Suppose $R$ is a commutative unital ring that possesses a Euclidean norm $N$. Suppose $I$ is an ideal inside $R$. Then, $R/I$ is a Euclidean ring, with norm given by:

$\overline{N}(x + I) = \min \{ N(x + r) \mid r \in I \}$.

In other words, the norm of a coset is defined as the minimum of normso f all elements in the coset. (Note that this minimum is well-defined since it is the minimum over a nonempty subset of a well-ordered set.

## Proof

Given: A commutative unital ring $R$ with Euclidean norm $N$. An ideal $I$ of $R$. $\overline{N}$ is defined on $R/I$ by:

$\overline{N}(x + I) = \min \{ N(x + r) \mid r \in I \}$.

To prove: $\overline{N}$ is a Euclidean norm on $R/I$.

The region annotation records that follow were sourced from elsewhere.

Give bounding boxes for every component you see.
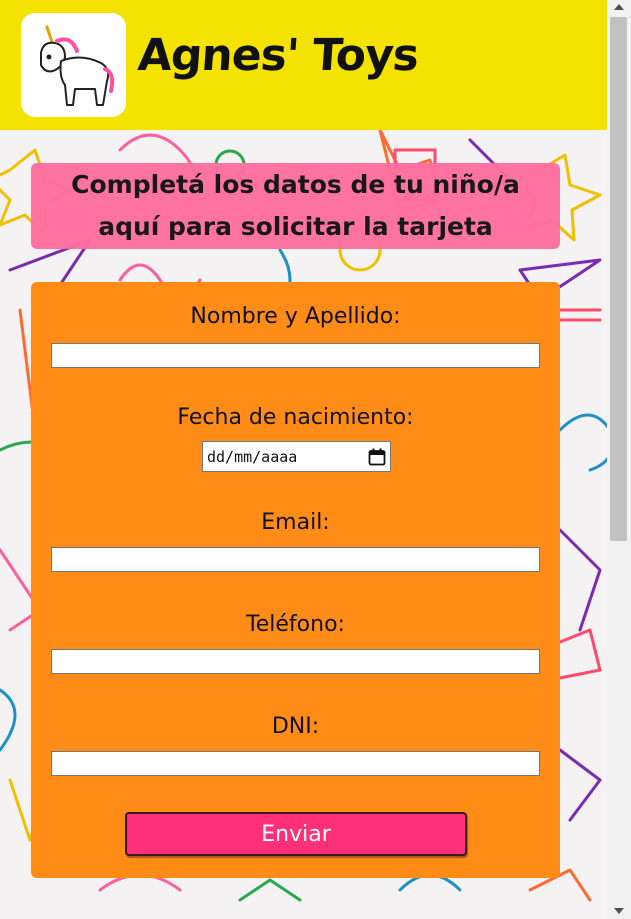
scroll-down-arrow-icon[interactable] (614, 908, 624, 914)
birth-date-placeholder: dd/mm/aaaa (207, 447, 298, 466)
form-intro-line-2: aquí para solicitar la tarjeta (98, 212, 493, 241)
name-label: Nombre y Apellido: (190, 304, 401, 329)
calendar-icon[interactable] (368, 448, 386, 466)
name-input[interactable] (51, 343, 540, 368)
page-scrollbar[interactable] (607, 0, 631, 919)
dni-input[interactable] (51, 751, 540, 776)
birth-date-input[interactable]: dd/mm/aaaa (202, 441, 391, 472)
card-request-form: Nombre y Apellido: Fecha de nacimiento: … (31, 282, 560, 878)
scroll-up-arrow-icon[interactable] (614, 4, 624, 10)
email-label: Email: (261, 510, 330, 535)
scroll-thumb[interactable] (610, 17, 627, 541)
form-intro-heading: Completá los datos de tu niño/a aquí par… (36, 164, 556, 248)
email-input[interactable] (51, 547, 540, 572)
site-header: Agnes' Toys (0, 0, 607, 130)
phone-label: Teléfono: (246, 612, 345, 637)
phone-input[interactable] (51, 649, 540, 674)
brand-name: Agnes' Toys (136, 30, 420, 81)
dni-label: DNI: (271, 714, 320, 739)
birth-date-label: Fecha de nacimiento: (177, 405, 414, 430)
page: Agnes' Toys Completá los datos de tu niñ… (0, 0, 607, 919)
form-intro-line-1: Completá los datos de tu niño/a (71, 170, 520, 199)
submit-button[interactable]: Enviar (125, 812, 467, 856)
form-intro-banner: Completá los datos de tu niño/a aquí par… (31, 163, 560, 249)
unicorn-logo-icon[interactable] (21, 13, 126, 117)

Proof: Suppose $a + I, b + I$ are two elements of $R/I$ with $b + I \ne I$. Now, there exists $c \in a + I, d \in b + I$ with $N(c) = \overline{N}(a)$ and $N(d) = \overline{N}(b)$. By the Euclidean division in $R$ we have:

$c = dq + r$

where $r = 0$ or $N(r) < N(d)$. Going modulo $I$, we get:

$c + I = (d + I)(q + I) + (r + I)$

which can be rewritten as:

$a + I = (b + I)(q + I) + (r + I)$

where $r + I = I$ or $N(r) < N(d)$. Note that $\overline{N}(r + I) \le N(r)$ by definition, and $N(d) = \overline{N}(b + I)$ by the choice of $d$. Thus, we have $r + I = I$ or $\overline{N}(r + I) < \overline{N}(b + I)$, which is precisely the condition for Euclidean division in $R/I$.